I am trying to read a zip file in python that was written with pkzip:
import zipfile
fname = "myfile.zip"
unzipped = zipfile.ZipFile(fname, "r")
But get this error:
unzipped = zipfile.ZipFile(fname, "r")
File "/home/username/anaconda3/envs/c1/lib/python3.7/zipfile.py", line 1222, in __init__
self._RealGetContents()
File "/home/username/anaconda3/envs/c1/lib/python3.7/zipfile.py", line 1285, in _RealGetContents
endrec = _EndRecData(fp)
File "/home/username/anaconda3/envs/c1/lib/python3.7/zipfile.py", line 282, in _EndRecData
return _EndRecData64(fpin, -sizeEndCentDir, endrec)
File "/home/username/anaconda3/envs/c1/lib/python3.7/zipfile.py", line 228, in _EndRecData64
raise BadZipFile("zipfiles that span multiple disks are not supported")
zipfile.BadZipFile: zipfiles that span multiple disks are not supported
As far as I can tell, this file does not span multiple disks. I say this because:
Checking against the solution in this Stackoverflow answer, my version of zipfile was appropriately patched.
It unzips fine with:
$ unzip myfile.zip
on the linux command line.
So, it doesn't seem to actually be a bad zip file.
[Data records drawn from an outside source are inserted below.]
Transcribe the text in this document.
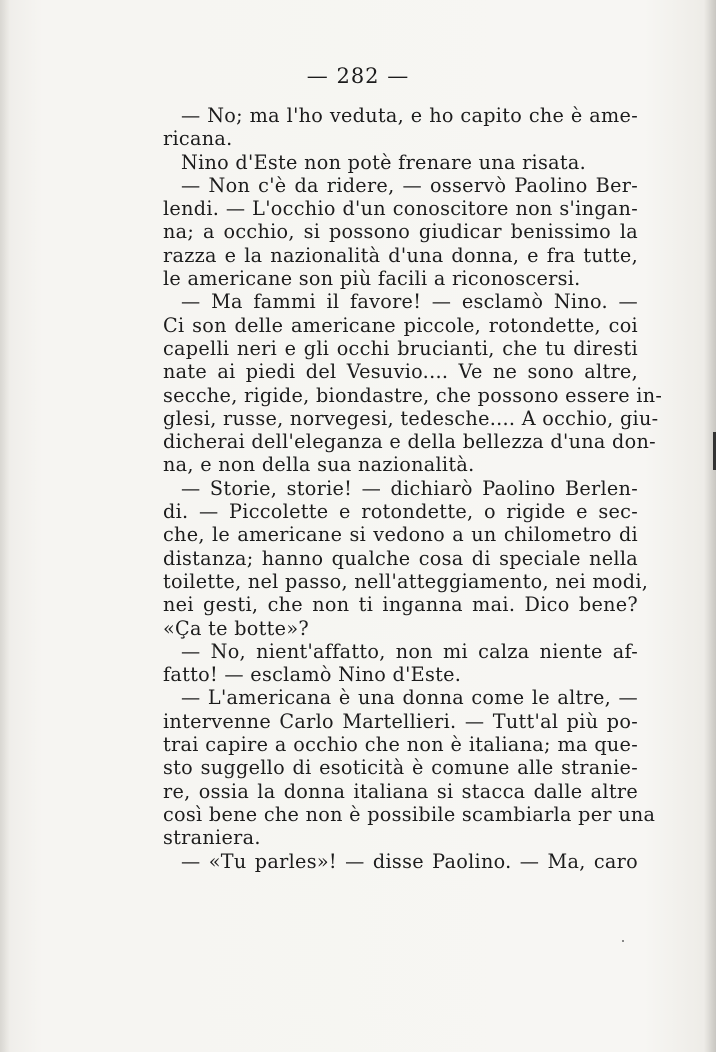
— 282 —
— No; ma l'ho veduta, e ho capito che è ame-
ricana.
Nino d'Este non potè frenare una risata.
— Non c'è da ridere, — osservò Paolino Ber-
lendi. — L'occhio d'un conoscitore non s'ingan-
na; a occhio, si possono giudicar benissimo la
razza e la nazionalità d'una donna, e fra tutte,
le americane son più facili a riconoscersi.
— Ma fammi il favore! — esclamò Nino. —
Ci son delle americane piccole, rotondette, coi
capelli neri e gli occhi brucianti, che tu diresti
nate ai piedi del Vesuvio.... Ve ne sono altre,
secche, rigide, biondastre, che possono essere in-
glesi, russe, norvegesi, tedesche.... A occhio, giu-
dicherai dell'eleganza e della bellezza d'una don-
na, e non della sua nazionalità.
— Storie, storie! — dichiarò Paolino Berlen-
di. — Piccolette e rotondette, o rigide e sec-
che, le americane si vedono a un chilometro di
distanza; hanno qualche cosa di speciale nella
toilette, nel passo, nell'atteggiamento, nei modi,
nei gesti, che non ti inganna mai. Dico bene?
«Ça te botte»?
— No, nient'affatto, non mi calza niente af-
fatto! — esclamò Nino d'Este.
— L'americana è una donna come le altre, —
intervenne Carlo Martellieri. — Tutt'al più po-
trai capire a occhio che non è italiana; ma que-
sto suggello di esoticità è comune alle stranie-
re, ossia la donna italiana si stacca dalle altre
così bene che non è possibile scambiarla per una
straniera.
— «Tu parles»! — disse Paolino. — Ma, caro
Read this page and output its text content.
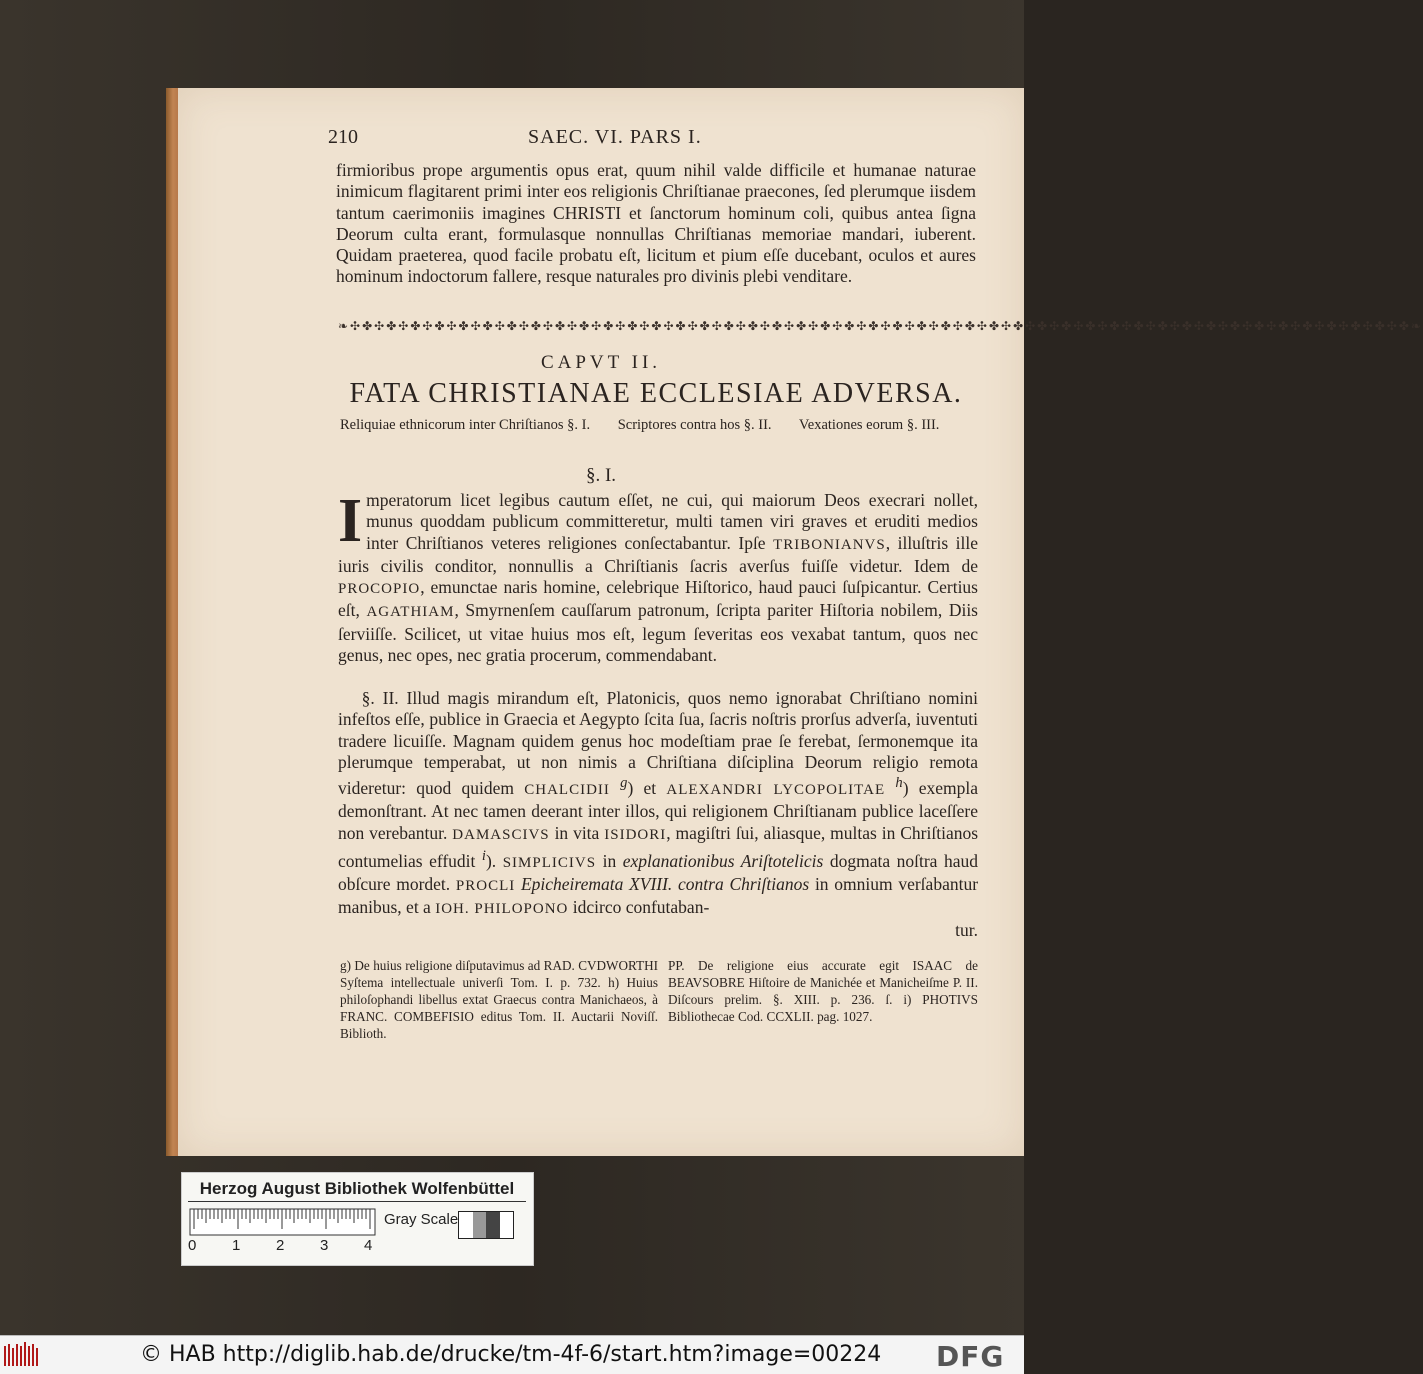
210	SAEC. VI. PARS I.
firmioribus prope argumentis opus erat, quum nihil valde difficile et humanae naturae inimicum flagitarent primi inter eos religionis Chriſtianae praecones, ſed plerumque iisdem tantum caerimoniis imagines CHRISTI et ſanctorum hominum coli, quibus antea ſigna Deorum culta erant, formulasque nonnullas Chriſtianas memoriae mandari, iuberent. Quidam praeterea, quod facile probatu eſt, licitum et pium eſſe ducebant, oculos et aures hominum indoctorum fallere, resque naturales pro divinis plebi venditare.
❧✣✤✣✤✣✤✣✤✣✤✣✤✣✤✣✤✣✤✣✤✣✤✣✤✣✤✣✤✣✤✣✤✣✤✣✤✣✤✣✤✣✤✣✤✣✤✣✤✣✤✣✤✣✤✣✤✣✤✣✤✣✤✣✤✣✤✣✤✣✤✣✤✣✤✣✤✣✤✣✤✣✤✣✤✣✤✣✤❧
CAPVT II.
FATA CHRISTIANAE ECCLESIAE ADVERSA.
Reliquiae ethnicorum inter Chriſtianos §. I. Scriptores contra hos §. II. Vexationes eorum §. III.
§. I.
Imperatorum licet legibus cautum eſſet, ne cui, qui maiorum Deos execrari nollet, munus quoddam publicum committeretur, multi tamen viri graves et eruditi medios inter Chriſtianos veteres religiones conſectabantur. Ipſe TRIBONIANVS, illuſtris ille iuris civilis conditor, nonnullis a Chriſtianis ſacris averſus fuiſſe videtur. Idem de PROCOPIO, emunctae naris homine, celebrique Hiſtorico, haud pauci ſuſpicantur. Certius eſt, AGATHIAM, Smyrnenſem cauſſarum patronum, ſcripta pariter Hiſtoria nobilem, Diis ſerviiſſe. Scilicet, ut vitae huius mos eſt, legum ſeveritas eos vexabat tantum, quos nec genus, nec opes, nec gratia procerum, commendabant.
§. II. Illud magis mirandum eſt, Platonicis, quos nemo ignorabat Chriſtiano nomini infeſtos eſſe, publice in Graecia et Aegypto ſcita ſua, ſacris noſtris prorſus adverſa, iuventuti tradere licuiſſe. Magnam quidem genus hoc modeſtiam prae ſe ferebat, ſermonemque ita plerumque temperabat, ut non nimis a Chriſtiana diſciplina Deorum religio remota videretur: quod quidem CHALCIDII $^g$) et ALEXANDRI LYCOPOLITAE $^h$) exempla demonſtrant. At nec tamen deerant inter illos, qui religionem Chriſtianam publice laceſſere non verebantur. DAMASCIVS in vita ISIDORI, magiſtri ſui, aliasque, multas in Chriſtianos contumelias effudit $^i$). SIMPLICIVS in explanationibus Ariſtotelicis dogmata noſtra haud obſcure mordet. PROCLI Epicheiremata XVIII. contra Chriſtianos in omnium verſabantur manibus, et a IOH. PHILOPONO idcirco confutaban-
tur.
g) De huius religione diſputavimus ad RAD. CVDWORTHI Syſtema intellectuale univerſi Tom. I. p. 732. h) Huius philoſophandi libellus extat Graecus contra Manichaeos, à FRANC. COMBEFISIO editus Tom. II. Auctarii Noviſſ. Biblioth.
PP. De religione eius accurate egit ISAAC de BEAVSOBRE Hiſtoire de Manichée et Manicheiſme P. II. Diſcours prelim. §. XIII. p. 236. ſ. i) PHOTIVS Bibliothecae Cod. CCXLII. pag. 1027.
Herzog August Bibliothek Wolfenbüttel
Gray Scale
0 1 2 3 4
© HAB http://diglib.hab.de/drucke/tm-4f-6/start.htm?image=00224 DFG
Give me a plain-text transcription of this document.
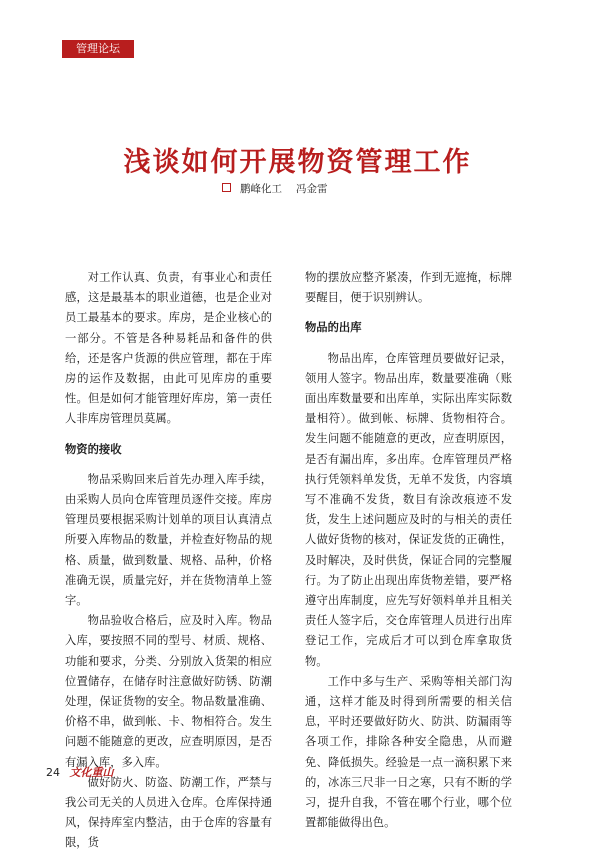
管理论坛
浅谈如何开展物资管理工作
鹏峰化工 冯金雷

对工作认真、负责，有事业心和责任感，这是最基本的职业道德，也是企业对员工最基本的要求。库房，是企业核心的一部分。不管是各种易耗品和备件的供给，还是客户货源的供应管理，都在于库房的运作及数据，由此可见库房的重要性。但是如何才能管理好库房，第一责任人非库房管理员莫属。

物资的接收

物品采购回来后首先办理入库手续，由采购人员向仓库管理员逐件交接。库房管理员要根据采购计划单的项目认真清点所要入库物品的数量，并检查好物品的规格、质量，做到数量、规格、品种，价格准确无误，质量完好，并在货物清单上签字。

物品验收合格后，应及时入库。物品入库，要按照不同的型号、材质、规格、功能和要求，分类、分别放入货架的相应位置储存，在储存时注意做好防锈、防潮处理，保证货物的安全。物品数量准确、价格不串，做到帐、卡、物相符合。发生问题不能随意的更改，应查明原因，是否有漏入库，多入库。

做好防火、防盗、防潮工作，严禁与我公司无关的人员进入仓库。仓库保持通风，保持库室内整洁，由于仓库的容量有限，货

物的摆放应整齐紧凑，作到无遮掩，标牌要醒目，便于识别辨认。

物品的出库

物品出库，仓库管理员要做好记录，领用人签字。物品出库，数量要准确（账面出库数量要和出库单，实际出库实际数量相符）。做到帐、标牌、货物相符合。发生问题不能随意的更改，应查明原因，是否有漏出库，多出库。仓库管理员严格执行凭领料单发货，无单不发货，内容填写不准确不发货，数目有涂改痕迹不发货，发生上述问题应及时的与相关的责任人做好货物的核对，保证发货的正确性，及时解决，及时供货，保证合同的完整履行。为了防止出现出库货物差错，要严格遵守出库制度，应先写好领料单并且相关责任人签字后，交仓库管理人员进行出库登记工作，完成后才可以到仓库拿取货物。

工作中多与生产、采购等相关部门沟通，这样才能及时得到所需要的相关信息，平时还要做好防火、防洪、防漏雨等各项工作，排除各种安全隐患，从而避免、降低损失。经验是一点一滴积累下来的，冰冻三尺非一日之寒，只有不断的学习，提升自我，不管在哪个行业，哪个位置都能做得出色。

24 文化重山
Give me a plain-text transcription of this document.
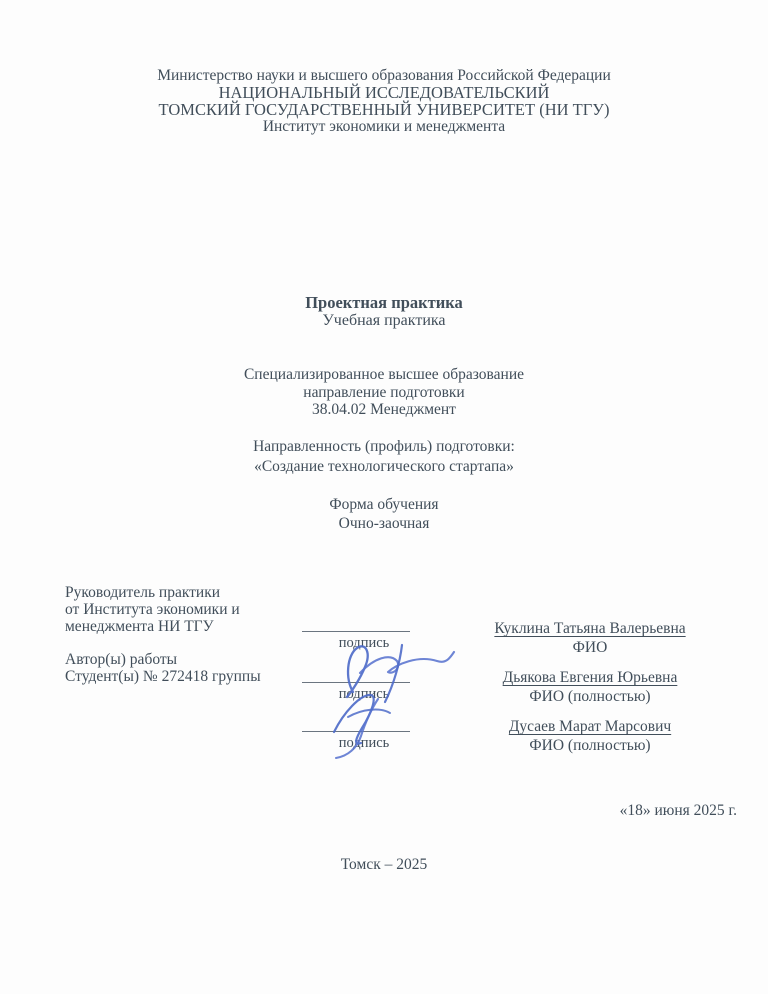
Министерство науки и высшего образования Российской Федерации
НАЦИОНАЛЬНЫЙ ИССЛЕДОВАТЕЛЬСКИЙ
ТОМСКИЙ ГОСУДАРСТВЕННЫЙ УНИВЕРСИТЕТ (НИ ТГУ)
Институт экономики и менеджмента
Проектная практика
Учебная практика
Специализированное высшее образование
направление подготовки
38.04.02 Менеджмент
Направленность (профиль) подготовки:
«Создание технологического стартапа»
Форма обучения
Очно-заочная
Руководитель практики
от Института экономики и
менеджмента НИ ТГУ
Автор(ы) работы
Студент(ы) № 272418 группы
подпись
подпись
подпись
Куклина Татьяна Валерьевна
ФИО
Дьякова Евгения Юрьевна
ФИО (полностью)
Дусаев Марат Марсович
ФИО (полностью)
«18» июня 2025 г.
Томск – 2025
Reading the first few bytes by opening it with raw file access, there is a suggestive header that PKzip may be formatting this file in an interesting way:
b'PK\x03
Examining the python library documentation for zipfile, there is an PKZIP application note:
The ZIP file format is a common archive and compression standard. This module provides tools to create, read, write, append, and list a ZIP file. Any advanced use of this module will require an understanding of the format, as defined in PKZIP Application Note.
Which links here. This is very thorough, but I don't see concrete instruction on how to add which options into the call to zipfile in order to parse the file correctly.
PKZIP is in fairly wide use, so I'm surprised to not find more common examples or native support. What options are necessary to open a pkzipped file in python that throws this multiple-disk error?